Another float, and then a band. School colors so bright, they bleed into the air. The drum major shimmies ahead of his flock, keeping time for the mirror-like chrome of the bass drum and the polished brass of the tuba. Dancers, cheerleaders, and majorettes follow, high-stepping to the beat in tasseled leather boots.

Another float, another band, punctuated by leprechaun-esque shriners tossing Tootsie Rolls from mopeds, beauty queens smiling their Colgate grins from vintage convertibles, and the city's finest officials shmoozing from atop gilded horses.
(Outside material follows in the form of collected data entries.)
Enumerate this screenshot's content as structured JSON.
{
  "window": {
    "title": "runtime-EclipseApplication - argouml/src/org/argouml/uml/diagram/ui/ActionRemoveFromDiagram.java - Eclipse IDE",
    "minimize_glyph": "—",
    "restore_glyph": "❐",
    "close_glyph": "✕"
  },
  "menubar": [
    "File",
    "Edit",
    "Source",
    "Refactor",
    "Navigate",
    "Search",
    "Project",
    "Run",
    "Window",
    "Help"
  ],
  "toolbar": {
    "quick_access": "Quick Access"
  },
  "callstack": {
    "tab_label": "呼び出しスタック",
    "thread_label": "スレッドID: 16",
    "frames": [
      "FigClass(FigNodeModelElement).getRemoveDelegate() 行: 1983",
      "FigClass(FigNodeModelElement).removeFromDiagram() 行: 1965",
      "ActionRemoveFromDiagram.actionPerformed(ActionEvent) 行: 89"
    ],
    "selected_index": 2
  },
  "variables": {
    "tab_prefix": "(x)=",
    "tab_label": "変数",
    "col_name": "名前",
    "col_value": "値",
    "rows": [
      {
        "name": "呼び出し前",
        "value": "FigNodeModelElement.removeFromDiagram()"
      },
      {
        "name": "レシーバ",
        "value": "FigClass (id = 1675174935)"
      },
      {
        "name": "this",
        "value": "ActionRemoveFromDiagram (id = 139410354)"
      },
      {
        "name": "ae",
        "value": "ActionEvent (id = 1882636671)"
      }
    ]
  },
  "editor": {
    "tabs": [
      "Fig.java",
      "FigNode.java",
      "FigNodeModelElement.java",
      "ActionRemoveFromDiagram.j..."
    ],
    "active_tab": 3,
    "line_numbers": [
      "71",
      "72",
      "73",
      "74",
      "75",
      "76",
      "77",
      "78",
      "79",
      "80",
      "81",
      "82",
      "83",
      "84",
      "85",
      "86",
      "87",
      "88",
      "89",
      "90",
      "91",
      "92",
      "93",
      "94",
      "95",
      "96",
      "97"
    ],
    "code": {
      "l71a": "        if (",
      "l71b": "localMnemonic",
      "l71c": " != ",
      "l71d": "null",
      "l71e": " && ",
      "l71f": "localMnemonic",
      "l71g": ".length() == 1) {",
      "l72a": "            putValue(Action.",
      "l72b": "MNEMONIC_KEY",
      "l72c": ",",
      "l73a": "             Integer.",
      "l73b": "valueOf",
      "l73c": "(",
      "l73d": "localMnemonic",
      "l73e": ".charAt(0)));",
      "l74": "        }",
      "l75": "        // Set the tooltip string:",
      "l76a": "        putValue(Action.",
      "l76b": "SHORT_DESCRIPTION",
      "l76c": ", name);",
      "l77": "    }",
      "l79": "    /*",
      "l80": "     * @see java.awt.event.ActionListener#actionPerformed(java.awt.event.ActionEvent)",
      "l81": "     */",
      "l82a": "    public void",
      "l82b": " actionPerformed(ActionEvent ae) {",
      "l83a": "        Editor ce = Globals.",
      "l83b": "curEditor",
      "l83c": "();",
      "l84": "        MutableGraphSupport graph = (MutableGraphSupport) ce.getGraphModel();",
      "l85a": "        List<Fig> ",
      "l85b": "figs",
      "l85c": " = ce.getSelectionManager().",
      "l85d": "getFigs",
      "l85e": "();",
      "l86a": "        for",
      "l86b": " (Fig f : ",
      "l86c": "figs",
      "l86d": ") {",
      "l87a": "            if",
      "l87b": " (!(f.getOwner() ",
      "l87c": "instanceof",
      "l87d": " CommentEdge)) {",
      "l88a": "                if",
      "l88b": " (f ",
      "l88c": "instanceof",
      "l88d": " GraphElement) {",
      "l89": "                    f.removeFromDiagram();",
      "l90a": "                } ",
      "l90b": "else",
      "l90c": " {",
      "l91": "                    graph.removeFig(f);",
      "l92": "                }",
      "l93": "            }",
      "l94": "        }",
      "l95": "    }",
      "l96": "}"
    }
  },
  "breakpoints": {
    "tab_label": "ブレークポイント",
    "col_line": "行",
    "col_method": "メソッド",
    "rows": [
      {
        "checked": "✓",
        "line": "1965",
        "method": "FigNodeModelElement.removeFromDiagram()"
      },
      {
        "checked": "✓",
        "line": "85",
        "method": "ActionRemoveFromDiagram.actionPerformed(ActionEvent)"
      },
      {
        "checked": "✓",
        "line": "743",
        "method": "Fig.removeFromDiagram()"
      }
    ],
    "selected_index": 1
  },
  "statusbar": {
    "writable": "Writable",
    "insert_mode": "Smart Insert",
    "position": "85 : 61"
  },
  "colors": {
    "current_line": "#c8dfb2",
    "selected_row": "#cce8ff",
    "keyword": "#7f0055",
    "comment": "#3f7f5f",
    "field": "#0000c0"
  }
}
The crowd ebbs and flows like waves, pushing toward the passing floats at high tide, pulling back to let the bands pass at low tide. The day progresses, strangers become friends, plans are made to meet next year, same corner, bring ya mama. There is no prejudice. There are no age limits, there are no gender lines to cross, and the only colors are purple, gold, and green.

This is Mardi Gras.

Thursday, February 17, 2011

A Nice Guy Like You

An artist, but one with a day job. The whole romantic “starving artist” idea is nice in theory, but the people that live it tend to be odd. Mid-20’s. Best feature by far is that this person is grounded. Realistic. Sensible, but still hasn’t lost his sense of fun. Not perfect. A tendency to talk before thinking, but not in such a way to be offensive. A tiny bit disheveled, not always moussed and buffed and perfect. Just comfortable in the skin he was given.

Jeff thinks all this as he looks in the mirror. He knows all of this about himself to be true. He knows it. But…

He can’t shake the feeling that his eyes aren’t his own, his clothes not what he picked, his hands not controlled by his brain.

He tries to remember what’s happened today. Waking up on the futon in his studio, cramped and sore from sleeping in an awkward position. Walking Guinness to the park and back, stopping for a newspaper and an iced chai. Coming home, showering, and heading for the Visual Arts 101 class that he’s teaching in exchange for graduate tuition this semester.

This is where he gets lost. He knows he put on his paint-stained jeans and shirt today, because the class is working with oils and it gets messy. Everything after that is blank. Not hazy, not fuzzy. Blank. Nonexistent. Gone.

This isn’t the first time it’s happened, but now, standing alone in his tiny bathroom, the moon as the only source of light, he knows he has to talk to someone.

* * * * * * * * * * * * * * * * * * * * * * * * * * * * * * * * * * * * * * * * * * * *

He wakes up to the sound of jogging feet. Get up quick, get moving, get going before the cops come around. He’s been lucky with this bench so far. It’s never taken at night, it’s close to a cozy place for Guinness, and it faces the sunrise that reminds him that he was once an artist. Now, he’s just another street bum, too proud to admit to the schizophrenia that now defines him.